I am building some classes for use in future curriculum.  I am using PyCharm 
for my development.  On the right hand edge of the PyCharm editor window, you 
get some little bars indicating warnings or errors in your code.  I like this 
feature and try to clean up as many of those as I can.  However, there is one 
warning that I am seeing often, and I'm not sure about how to handle it.  The 
warning I see is:

"Instance attribute <instance variable name> defined outside of __init__ ... "

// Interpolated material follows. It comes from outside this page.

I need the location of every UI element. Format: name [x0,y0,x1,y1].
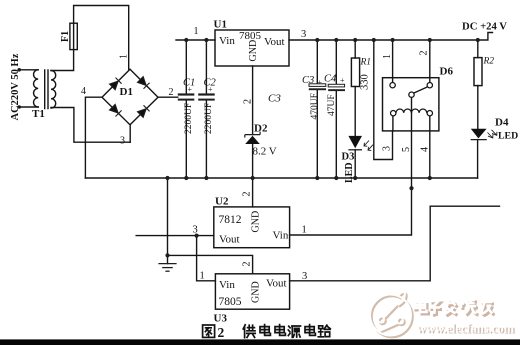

The following is a simple example.  I am creating a card class that I am using 
to build card games with PyGame.  
class Card():

    BACK_OF_CARD_IMAGE = pygame.image.load('images/backOfCard.png')

    def __init__(self, window, name, suit, value):
        self.window = window
        self.suit = suit
        self.cardName = name + ' of ' + suit
        self.value = value
        fileName = 'images/' + self.cardName + '.png'
        self.image = pygame.image.load(fileName)
        self.backOfCardImage = Card.BACK_OF_CARD_IMAGE

        self.conceal()

    def conceal(self):
        self.faceUp = False

    def reveal(self):
        self.faceUp = True
    <more code snipped>

In this class, I get warnings on the single lines of the conceal and reveal 
methods.  Yes, the warnings are correct, the variable "self.faceUp" is not 
defined inside the __init__ method.  My __init__ method calls self.conceal 
which is a more logical place to initialize this variable.
My question is, what is the Pythonic way to handle this?  In the research that 
I have done, I see split results.  Some people say that this type of thing is 
fine and these warnings should just be ignored.  While others say that all 
instance variables should be defined in the __init__ method.  I like that idea 
(and have done so in other languages), but if I define this variable there, 
what value should I give it?  Do I redundantly set it to the proper starting 
value (in case False), or do as others have suggested, set it to None (which 
seems a little odd for something that I will use as a Boolean).

I have many more similar cases.  For example, in many small game programs, at 
the end of my __init__ method, I call a "reset" method in the same class which 
initializes a bunch of instance variables for playing a game.  When the game is 
over, if the user wants to play again, I call the same reset method.  Very 
clean, and works very well, but all the instance variables defined in that 
reset method gets the same warning messages.